The Hunger Games – Suzanne Collins

Could you survive on your own in the wild, with every one out to make sure you don’t live to see the morning?

In the ruins of a place once known as North America lies the nation of Panem, a shining Capitol surrounded by twelve outlying districts. The Capitol is harsh and cruel and keeps the districts in line by forcing them all to send one boy and one girl between the ages of twelve and eighteen to participate in the annual Hunger Games, a fight to the death on live TV.

Sixteen-year-old Katniss Everdeen, who lives alone with her mother and younger sister, regards it as a death sentence when she steps forward to take her sister’s place in the Games. But Katniss has been close to dead before—and survival, for her, is second nature. Without really meaning to, she becomes a contender. But if she is to win, she will have to start making choices that weight survival against humanity and life against love.

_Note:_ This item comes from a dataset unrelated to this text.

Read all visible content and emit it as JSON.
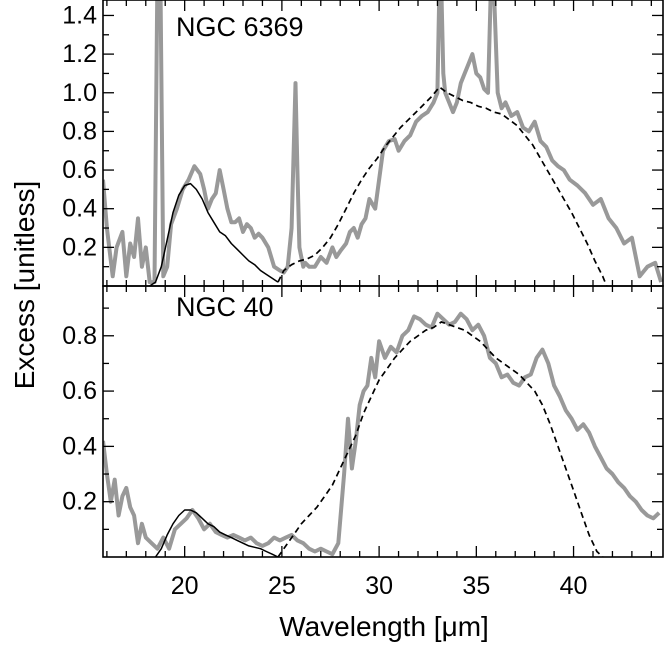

Despite being marketed for Young Adults, these novels touch on many tough and serious topics that will lead to thought-provoking discussions for readers of any age. The themes of culture, survival, and love will give your book club lots to think about, and any of these captivating titles would be a sure-fire hit at your next meeting.

Not in a book club? No problem! These books are also available as single copies in our online catalogue.